Наконец Рудзит собрал и пересчитал все деньги и пошел к двери. На пороге он опять остановился.
— Если думаете, что я беру дорого, идите к другим. Я за заработком не гонюсь. Мне и дома работы хватает. Я каждым час убыток терплю.
Второе крылышко пастор уже не мог осилить. Отодвинул тарелку и велел Аболиене убрать со стола.
Долго он перелистывал синюю тетрадь, — никак не мог найти набросок конспекта проповеди. Наконец нашел. Листок дрожал в руке, буквы прыгали перед глазами. Никак не удавалось уловить связующую нить.
До начала службы остался только час. А тут помешали два посетителя. Пришла старуха, по поручению которой он еще в тринадцатом году положил на книжку шестьдесят рублей. Потом бывший волостной рассыльный, у которого жена сбежала с помощником учителя… А что он может сделать для них? Что он вообще может сделать? Теперь на это есть соответствующие учреждения.

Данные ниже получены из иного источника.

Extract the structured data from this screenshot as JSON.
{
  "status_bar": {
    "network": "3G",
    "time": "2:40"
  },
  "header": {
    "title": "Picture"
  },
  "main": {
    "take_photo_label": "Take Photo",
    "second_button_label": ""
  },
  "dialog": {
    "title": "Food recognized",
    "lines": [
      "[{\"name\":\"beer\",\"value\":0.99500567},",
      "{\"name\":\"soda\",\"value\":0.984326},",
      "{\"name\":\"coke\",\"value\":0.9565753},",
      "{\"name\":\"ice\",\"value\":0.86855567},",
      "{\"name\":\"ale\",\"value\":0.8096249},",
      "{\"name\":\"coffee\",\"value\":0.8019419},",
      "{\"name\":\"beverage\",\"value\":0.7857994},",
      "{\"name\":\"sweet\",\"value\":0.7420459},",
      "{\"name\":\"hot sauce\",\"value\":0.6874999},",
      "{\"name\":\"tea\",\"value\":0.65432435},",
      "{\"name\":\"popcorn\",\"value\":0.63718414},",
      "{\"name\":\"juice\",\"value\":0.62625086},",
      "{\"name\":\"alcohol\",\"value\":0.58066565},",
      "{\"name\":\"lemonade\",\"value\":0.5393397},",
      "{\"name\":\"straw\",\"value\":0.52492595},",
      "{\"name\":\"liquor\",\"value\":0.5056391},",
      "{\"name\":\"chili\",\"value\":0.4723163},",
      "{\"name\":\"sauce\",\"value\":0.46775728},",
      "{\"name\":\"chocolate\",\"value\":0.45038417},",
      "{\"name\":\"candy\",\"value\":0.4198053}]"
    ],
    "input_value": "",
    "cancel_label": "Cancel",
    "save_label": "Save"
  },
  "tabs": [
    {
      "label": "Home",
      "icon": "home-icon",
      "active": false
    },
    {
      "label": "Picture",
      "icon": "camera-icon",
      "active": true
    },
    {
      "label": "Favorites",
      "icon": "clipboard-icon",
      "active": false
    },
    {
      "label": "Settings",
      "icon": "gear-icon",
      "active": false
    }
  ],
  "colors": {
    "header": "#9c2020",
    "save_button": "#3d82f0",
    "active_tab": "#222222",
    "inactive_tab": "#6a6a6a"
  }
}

Пастор Зандерсон запер дверь и углубился в конспект. У него с давних пор выработалась привычка подробно продумывать и логически обосновывать проповеди. Будучи человеком идеи и разума, он никогда не вдавался в пустую риторику. Найдя нить, он сразу понял, что конспект никуда не годится.
Мало-мальски разузнав о здешних условиях, он направился сюда с самыми благими помыслами. Он намеревался и словами и делами явить пример всепрощения и миротворения там, где теперь царят рознь и несогласие. Хотел обуздывать греховные страсти и бросать семена Христовой любви в иссохшую землю. Как рачительный садовник, хотел он оберегать слабые ростки. И пусть другие после него увидят пышную зелень, роскошь цветения и изобилие плодов.

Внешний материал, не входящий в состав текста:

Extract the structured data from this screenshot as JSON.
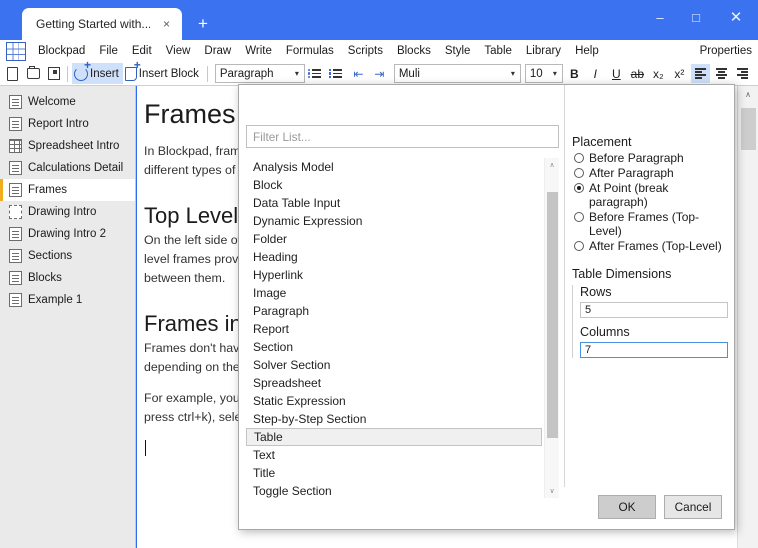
{
  "window": {
    "tab_title": "Getting Started with...",
    "close_tab_icon": "×",
    "new_tab_icon": "+",
    "minimize_icon": "–",
    "maximize_icon": "□",
    "close_icon": "✕"
  },
  "menubar": {
    "logo": "blockpad-logo-icon",
    "items": [
      "Blockpad",
      "File",
      "Edit",
      "View",
      "Draw",
      "Write",
      "Formulas",
      "Scripts",
      "Blocks",
      "Style",
      "Table",
      "Library",
      "Help"
    ],
    "right_item": "Properties"
  },
  "toolbar": {
    "new_icon": "new-document-icon",
    "open_icon": "open-folder-icon",
    "save_icon": "save-icon",
    "insert_label": "Insert",
    "insert_block_label": "Insert Block",
    "paragraph_style": "Paragraph",
    "font_family": "Muli",
    "font_size": "10",
    "bold": "B",
    "italic": "I",
    "underline": "U",
    "strikethrough": "ab",
    "subscript": "x₂",
    "superscript": "x²",
    "dropdown_arrow": "▾"
  },
  "sidebar": {
    "items": [
      {
        "label": "Welcome",
        "icon": "document-icon",
        "selected": false
      },
      {
        "label": "Report Intro",
        "icon": "document-icon",
        "selected": false
      },
      {
        "label": "Spreadsheet Intro",
        "icon": "spreadsheet-icon",
        "selected": false
      },
      {
        "label": "Calculations Detail",
        "icon": "document-icon",
        "selected": false
      },
      {
        "label": "Frames",
        "icon": "document-icon",
        "selected": true
      },
      {
        "label": "Drawing Intro",
        "icon": "drawing-icon",
        "selected": false
      },
      {
        "label": "Drawing Intro 2",
        "icon": "document-icon",
        "selected": false
      },
      {
        "label": "Sections",
        "icon": "document-icon",
        "selected": false
      },
      {
        "label": "Blocks",
        "icon": "document-icon",
        "selected": false
      },
      {
        "label": "Example 1",
        "icon": "document-icon",
        "selected": false
      }
    ]
  },
  "document": {
    "title": "Frames",
    "intro_line1": "In Blockpad, frame",
    "intro_line2": "different types of",
    "heading_top_level": "Top Level",
    "top_level_line1": "On the left side of",
    "top_level_line2": "level frames provi",
    "top_level_line3": "between them.",
    "heading_frames_in": "Frames in",
    "frames_in_line1": "Frames don't have",
    "frames_in_line2": "depending on the",
    "example_line1": "For example, you",
    "example_line2": "press ctrl+k), selec"
  },
  "dialog": {
    "filter_placeholder": "Filter List...",
    "filter_value": "",
    "list_items": [
      "Analysis Model",
      "Block",
      "Data Table Input",
      "Dynamic Expression",
      "Folder",
      "Heading",
      "Hyperlink",
      "Image",
      "Paragraph",
      "Report",
      "Section",
      "Solver Section",
      "Spreadsheet",
      "Static Expression",
      "Step-by-Step Section",
      "Table",
      "Text",
      "Title",
      "Toggle Section"
    ],
    "selected_item": "Table",
    "placement": {
      "title": "Placement",
      "options": [
        {
          "label": "Before Paragraph",
          "checked": false
        },
        {
          "label": "After Paragraph",
          "checked": false
        },
        {
          "label": "At Point (break paragraph)",
          "checked": true
        },
        {
          "label": "Before Frames (Top-Level)",
          "checked": false
        },
        {
          "label": "After Frames (Top-Level)",
          "checked": false
        }
      ]
    },
    "table_dimensions": {
      "title": "Table Dimensions",
      "rows_label": "Rows",
      "rows_value": "5",
      "columns_label": "Columns",
      "columns_value": "7"
    },
    "ok_label": "OK",
    "cancel_label": "Cancel",
    "scroll_up_icon": "∧",
    "scroll_down_icon": "∨"
  }
}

Но дольше терпеть нельзя… Каплю за каплей лили в его сердце горечь эти люди. Голова шла кругом от мучительных, тяжелых дум. Что ему делать среди этих унылых развалин, где успеешь переломать ноги, пока доберешься до порога? Что ему делать под этой жалкой кровлей, которая не может укрыть и от дождя?.. Даже пристойного жилища не удосужились приготовить для своего пастора. Полштофа сметаны не продадут… А он еще хотел действовать кротостью, проповедовать всепрощение и любовь.

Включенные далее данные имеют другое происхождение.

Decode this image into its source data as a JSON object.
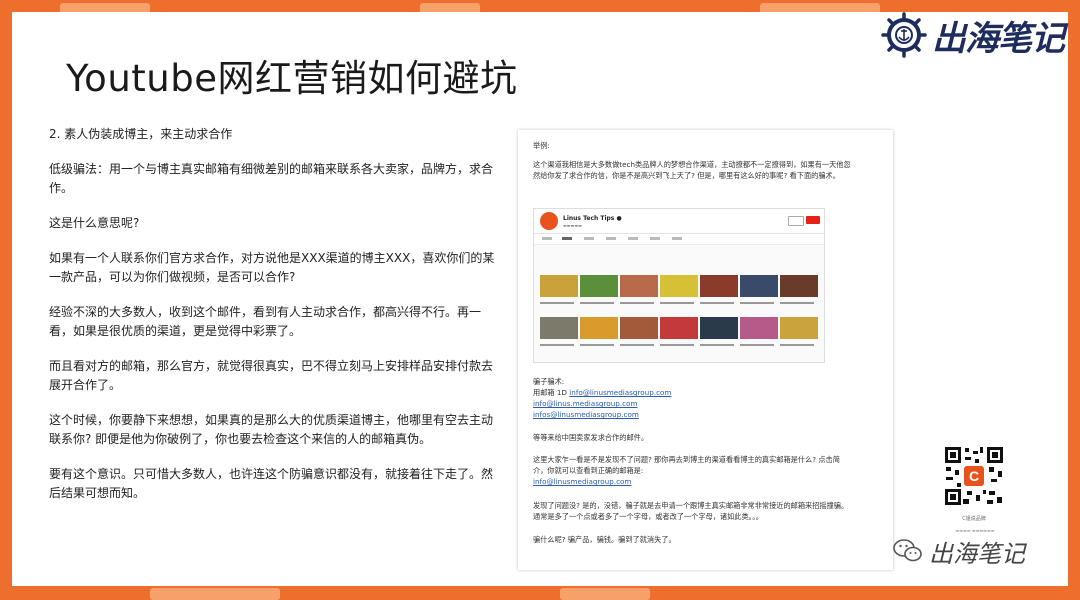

Пастор скомкал листок и сунул его в карман. Посмотрел на часы. Времени у него оставалось сорок пять минут. А между тем Юргит еще не показывался.
Председатель общины Мартынь Юргит должен был заехать за ним и отвезти в бывшую богадельню, а ныне — школу, где разрешили также совершать богослужения.
Пастор Зандерсон взял в углу чемодан, в котором был талар, воротник с крестиками и все необходимое для причащения, проверил, все ли на месте, закрыл его и вышел из дому.
Зельгис только что подъехал к хлеву с фурой клевера. Сам он с вилами в руках стоял на возу и сердито покрикивал на серого, который никак не мог устоять на месте. Посмотрев исподлобья на проходившего мимо пастора, Зельгис резко, с размаху воткнул вилы в сено и подал на сеновал большую охапку. Зельгиене, подавшись вперед всем телом, приняла ее. Жена Абрика выгоняла из капусты кур, кидая в них комья земли. В конце аллеи на пастора злобно набросилась собачонка Рудзитов.
Он быстро шагал по аллее. Чемодан оттягивал руку, но пастор даже не думал об этом. Ему вспомнилось, как в былые времена он выезжал по воскресеньям в коляске, на паре. Рядом сидела пасторша, на переднем сиденье — сын и дочь. По дороге в церковь он обгонял всех своих арендаторов с женами и детьми. И сразу замечал, кого из них недостает. А после обеда виновные приходили к нему каяться. Эти же самые Абрики, Зельгисы, Рудзиты…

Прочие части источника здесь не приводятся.